"Porque os grandes, ao verem que não podem resistir ao povo, começam a criar fama a um dos seus, e elegem-no príncipe para, à sua sombra, poderem satisfazer o seu desejo." (Nicolau Maquiavel)
Ocorreu socorrer-me de algo escrito há mais de 500 anos por quem muito bem conheceu as malhas e os enredos do poder para encontrar um testemunho histórico que ajuda a interpretar e classificar o essencial daquilo que se passou nas eleições presidenciais do passado domingo.
Efetivamente o sinal de cansaço e de progressiva aversão popular a uma governação austeritária e prepotente que já se sentia antes e que foi confirmado pelos resultados eleitorais de outubro de 2015, levou "os grandes" deste país, em jogada de antecipação ao aparecimento de um possível movimento genuinamente popular em redor das presidenciais e utilizando o seu poderoso domínio nos órgãos da comunicação social, a concentrar esforços na imposição ao eleitorado da figura cativadora, simpática e populista de "um dos seus" para, dessa forma poderem continuar, como muito justamente conclui Maquiavel, a "satisfazer os seus desejos"...
E assim nasce uma candidatura que, em oposição a 9 outras pouco conhecidas, pouco difundidas e lançadas naturalmente a partir do 0, parte para a corrida presidencial a partir dos 100% de popularidade televisiva acumulada e publicitada durante anos, sendo, além de apoiada pelo PSD e pelo CDS, lançada de forma despudorada pela TVI em ostensivo e sobranceiro rompimento com as regras da isenção informativa e, de seguida, igualmente suportada de forma privilegiada por outros órgãos de comunicação social, incluindo públicos, como sejam a SIC, a RTP, o Correio da Manhã, a TSF, o Diário de Notícias, o Expresso, o Sol e O Observador.
Foi-se alimentando assim dia após dia, em período eleitoral, a presença esmagadora do candidato e a certeza de vitória antecipada para Rebelo de Sousa.
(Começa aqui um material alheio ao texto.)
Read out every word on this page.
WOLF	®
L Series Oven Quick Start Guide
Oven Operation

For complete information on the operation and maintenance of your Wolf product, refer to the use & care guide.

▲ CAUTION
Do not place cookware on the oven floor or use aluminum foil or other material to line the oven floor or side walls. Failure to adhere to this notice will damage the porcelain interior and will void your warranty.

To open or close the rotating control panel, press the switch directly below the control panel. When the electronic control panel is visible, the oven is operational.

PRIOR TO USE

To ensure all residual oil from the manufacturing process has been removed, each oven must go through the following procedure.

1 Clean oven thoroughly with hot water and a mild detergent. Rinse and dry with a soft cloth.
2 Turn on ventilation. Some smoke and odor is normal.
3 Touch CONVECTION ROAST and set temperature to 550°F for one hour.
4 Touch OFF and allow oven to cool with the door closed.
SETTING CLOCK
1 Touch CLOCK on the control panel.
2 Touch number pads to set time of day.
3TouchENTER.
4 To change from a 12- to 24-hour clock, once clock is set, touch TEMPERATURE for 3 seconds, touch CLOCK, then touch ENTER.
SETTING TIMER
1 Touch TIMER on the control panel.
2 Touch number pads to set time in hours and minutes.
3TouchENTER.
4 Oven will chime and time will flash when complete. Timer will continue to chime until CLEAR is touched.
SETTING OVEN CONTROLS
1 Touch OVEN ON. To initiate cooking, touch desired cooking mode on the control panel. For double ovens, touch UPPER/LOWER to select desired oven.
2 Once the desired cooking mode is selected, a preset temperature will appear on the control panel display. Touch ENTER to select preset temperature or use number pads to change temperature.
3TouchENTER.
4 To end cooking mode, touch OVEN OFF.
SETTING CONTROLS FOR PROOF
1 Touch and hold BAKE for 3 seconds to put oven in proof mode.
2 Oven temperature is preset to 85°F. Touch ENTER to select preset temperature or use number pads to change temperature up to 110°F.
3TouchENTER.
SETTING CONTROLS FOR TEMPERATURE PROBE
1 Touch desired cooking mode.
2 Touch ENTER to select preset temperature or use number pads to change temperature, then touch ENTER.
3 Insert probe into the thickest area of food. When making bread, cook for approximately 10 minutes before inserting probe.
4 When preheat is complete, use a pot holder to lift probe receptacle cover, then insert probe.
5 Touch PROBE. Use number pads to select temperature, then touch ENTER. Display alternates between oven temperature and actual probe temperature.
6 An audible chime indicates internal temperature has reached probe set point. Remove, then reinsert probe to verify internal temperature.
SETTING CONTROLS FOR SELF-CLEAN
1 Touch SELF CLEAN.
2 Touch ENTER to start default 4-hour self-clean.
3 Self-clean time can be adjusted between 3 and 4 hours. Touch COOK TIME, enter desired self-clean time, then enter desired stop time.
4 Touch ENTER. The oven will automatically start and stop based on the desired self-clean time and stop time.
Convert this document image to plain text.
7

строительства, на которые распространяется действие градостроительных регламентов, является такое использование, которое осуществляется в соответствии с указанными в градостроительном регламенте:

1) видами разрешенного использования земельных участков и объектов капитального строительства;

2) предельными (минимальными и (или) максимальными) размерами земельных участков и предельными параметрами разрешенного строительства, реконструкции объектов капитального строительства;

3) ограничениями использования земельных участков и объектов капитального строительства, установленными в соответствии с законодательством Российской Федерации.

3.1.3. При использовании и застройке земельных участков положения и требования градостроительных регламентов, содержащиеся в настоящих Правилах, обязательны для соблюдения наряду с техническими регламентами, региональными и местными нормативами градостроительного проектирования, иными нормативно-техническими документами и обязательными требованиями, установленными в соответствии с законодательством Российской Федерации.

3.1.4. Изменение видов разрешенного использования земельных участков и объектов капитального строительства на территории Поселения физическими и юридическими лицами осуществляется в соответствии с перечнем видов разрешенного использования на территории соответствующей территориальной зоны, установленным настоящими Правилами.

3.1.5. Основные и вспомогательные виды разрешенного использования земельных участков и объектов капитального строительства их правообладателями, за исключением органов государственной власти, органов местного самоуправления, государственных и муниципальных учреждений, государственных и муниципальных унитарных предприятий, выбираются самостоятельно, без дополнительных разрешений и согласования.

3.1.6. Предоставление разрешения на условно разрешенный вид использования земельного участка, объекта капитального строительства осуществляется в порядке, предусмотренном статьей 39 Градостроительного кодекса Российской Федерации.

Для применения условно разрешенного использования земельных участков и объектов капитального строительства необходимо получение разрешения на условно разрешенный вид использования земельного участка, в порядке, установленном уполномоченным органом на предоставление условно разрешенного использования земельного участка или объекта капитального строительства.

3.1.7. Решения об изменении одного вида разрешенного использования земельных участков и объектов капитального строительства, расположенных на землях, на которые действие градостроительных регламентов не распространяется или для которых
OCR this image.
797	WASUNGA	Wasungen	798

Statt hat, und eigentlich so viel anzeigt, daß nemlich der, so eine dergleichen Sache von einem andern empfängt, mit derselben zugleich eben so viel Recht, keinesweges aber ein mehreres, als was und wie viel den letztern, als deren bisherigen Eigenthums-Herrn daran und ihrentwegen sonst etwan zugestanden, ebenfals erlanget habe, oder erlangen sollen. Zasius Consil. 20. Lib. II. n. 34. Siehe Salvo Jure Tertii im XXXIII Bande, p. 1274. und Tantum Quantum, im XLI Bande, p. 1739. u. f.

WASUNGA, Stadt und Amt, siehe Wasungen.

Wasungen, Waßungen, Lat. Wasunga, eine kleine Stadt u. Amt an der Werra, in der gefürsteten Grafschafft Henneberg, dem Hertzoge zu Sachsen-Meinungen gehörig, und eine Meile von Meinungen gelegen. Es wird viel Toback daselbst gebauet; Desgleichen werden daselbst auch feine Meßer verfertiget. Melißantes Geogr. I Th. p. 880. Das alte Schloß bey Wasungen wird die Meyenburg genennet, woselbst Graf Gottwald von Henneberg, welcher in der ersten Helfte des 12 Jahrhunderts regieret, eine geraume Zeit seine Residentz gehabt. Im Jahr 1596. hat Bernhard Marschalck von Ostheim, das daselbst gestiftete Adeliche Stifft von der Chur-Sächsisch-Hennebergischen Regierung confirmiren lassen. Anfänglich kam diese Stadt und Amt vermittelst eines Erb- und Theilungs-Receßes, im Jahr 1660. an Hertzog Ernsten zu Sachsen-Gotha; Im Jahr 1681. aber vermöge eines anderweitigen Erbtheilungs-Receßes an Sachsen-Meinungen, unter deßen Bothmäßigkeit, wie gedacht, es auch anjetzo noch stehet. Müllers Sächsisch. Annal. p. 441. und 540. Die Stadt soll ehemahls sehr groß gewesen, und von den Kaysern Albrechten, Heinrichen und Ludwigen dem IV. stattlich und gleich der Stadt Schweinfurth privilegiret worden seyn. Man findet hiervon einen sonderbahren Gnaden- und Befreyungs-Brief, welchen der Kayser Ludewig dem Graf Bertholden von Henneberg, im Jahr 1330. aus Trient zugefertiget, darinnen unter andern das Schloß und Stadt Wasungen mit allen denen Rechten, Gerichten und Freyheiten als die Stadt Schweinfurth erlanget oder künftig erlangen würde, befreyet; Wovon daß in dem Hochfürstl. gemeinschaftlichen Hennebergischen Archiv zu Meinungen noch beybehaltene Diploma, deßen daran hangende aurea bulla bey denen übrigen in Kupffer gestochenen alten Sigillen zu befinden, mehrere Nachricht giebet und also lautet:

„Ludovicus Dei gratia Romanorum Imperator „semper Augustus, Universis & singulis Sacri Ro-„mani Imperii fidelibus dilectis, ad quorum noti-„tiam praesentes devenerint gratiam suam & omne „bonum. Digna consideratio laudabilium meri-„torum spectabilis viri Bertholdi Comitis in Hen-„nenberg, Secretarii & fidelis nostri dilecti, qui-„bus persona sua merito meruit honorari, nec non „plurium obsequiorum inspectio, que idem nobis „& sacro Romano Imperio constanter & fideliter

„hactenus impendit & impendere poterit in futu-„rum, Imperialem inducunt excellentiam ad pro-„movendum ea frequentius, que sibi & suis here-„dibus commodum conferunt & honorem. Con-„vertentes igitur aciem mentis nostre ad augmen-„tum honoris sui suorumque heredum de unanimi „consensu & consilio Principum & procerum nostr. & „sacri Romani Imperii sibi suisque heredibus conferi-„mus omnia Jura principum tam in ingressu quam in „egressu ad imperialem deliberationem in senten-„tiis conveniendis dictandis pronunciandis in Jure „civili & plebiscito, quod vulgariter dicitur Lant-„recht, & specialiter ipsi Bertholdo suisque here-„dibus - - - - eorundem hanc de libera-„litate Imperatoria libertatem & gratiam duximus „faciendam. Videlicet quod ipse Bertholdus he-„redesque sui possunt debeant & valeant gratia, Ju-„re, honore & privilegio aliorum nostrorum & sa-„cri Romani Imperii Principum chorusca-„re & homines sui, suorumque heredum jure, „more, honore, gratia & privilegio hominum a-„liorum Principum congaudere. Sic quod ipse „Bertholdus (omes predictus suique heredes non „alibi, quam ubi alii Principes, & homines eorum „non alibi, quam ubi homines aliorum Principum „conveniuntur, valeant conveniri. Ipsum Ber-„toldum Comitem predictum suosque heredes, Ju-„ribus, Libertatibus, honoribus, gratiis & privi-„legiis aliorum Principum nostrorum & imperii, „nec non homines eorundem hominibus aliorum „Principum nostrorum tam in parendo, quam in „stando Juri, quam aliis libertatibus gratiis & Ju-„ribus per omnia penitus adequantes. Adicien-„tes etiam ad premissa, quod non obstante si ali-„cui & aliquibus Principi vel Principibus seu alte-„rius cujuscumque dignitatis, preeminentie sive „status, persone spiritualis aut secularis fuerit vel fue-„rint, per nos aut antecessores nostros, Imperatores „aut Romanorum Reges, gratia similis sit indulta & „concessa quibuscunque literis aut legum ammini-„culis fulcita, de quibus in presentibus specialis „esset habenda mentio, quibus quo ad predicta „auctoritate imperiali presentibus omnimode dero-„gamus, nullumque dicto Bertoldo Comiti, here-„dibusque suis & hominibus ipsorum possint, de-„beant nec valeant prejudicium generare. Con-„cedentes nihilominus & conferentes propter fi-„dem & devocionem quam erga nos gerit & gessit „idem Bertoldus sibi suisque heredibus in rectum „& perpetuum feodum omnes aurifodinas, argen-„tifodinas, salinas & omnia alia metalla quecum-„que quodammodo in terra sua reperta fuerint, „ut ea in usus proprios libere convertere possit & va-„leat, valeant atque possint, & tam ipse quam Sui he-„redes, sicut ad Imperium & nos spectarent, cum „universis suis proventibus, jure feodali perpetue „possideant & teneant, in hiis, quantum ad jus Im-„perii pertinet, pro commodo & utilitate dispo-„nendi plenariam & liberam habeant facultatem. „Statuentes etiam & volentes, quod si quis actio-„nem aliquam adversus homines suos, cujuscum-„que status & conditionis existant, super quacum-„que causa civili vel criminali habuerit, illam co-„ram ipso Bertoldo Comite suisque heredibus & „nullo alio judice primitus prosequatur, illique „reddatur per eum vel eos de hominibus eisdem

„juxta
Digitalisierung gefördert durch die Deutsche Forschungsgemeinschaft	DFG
Neste frenesim, tudo valeu, até (sinais dos tempos?) enveredar pelo discurso anti-austeritário e social. Mas nada de saber-se, para lá da simpatia do quase-presidente, o que realmente defenderia em caso de eleição.
Não obstante este apoio esmagador, Marcelo descia dos seus 100% iniciais, perdendo velocidade cada vez que se confrontava com os adversários e acabando com 52%. Somente em dois casos, o de Marisa Matias, em parte devido à "queda" de Maria de Belém, e o de Sampaio da Nóvoa, entrando pela área da CDU, foi possível apurar algum crescimento na campanha, mas basicamente o que aconteceu, graças à imposição mediática generalizada do vencedor antecipado, foi a descrença de muitos na vitória de qualquer outro candidato, e portanto o engrossar da abstenção (a maior de sempre à primeira volta). Aqui nos Açores atingiu mais de 69%, isto é, enquanto Marcelo recebia 39.000 votos, ela chegou aos 157.000! No país, Marcelo recebia 2,4 milhões de votos, mas a abstenção saltava para o dobro, e outros 2,2 milhões votaram contra ele...
Nenhum motivo há portanto para grandes euforias democráticas relativamente ao resultado das presidenciais. Nem da parte dos que intoxicados pela nuvem mediática acabaram resignados com a vitória antecipada do candidato da direita, nem da parte dos que ativamente se opuseram a essa candidatura e viram os seus esforços defraudados.
Uma certeza porém, o resultado destas eleições não legitima de forma alguma quem quer tencione utilizá-lo para materializar uma reviravolta com vista à reposição da ordem política derrotada nas últimas legislativas.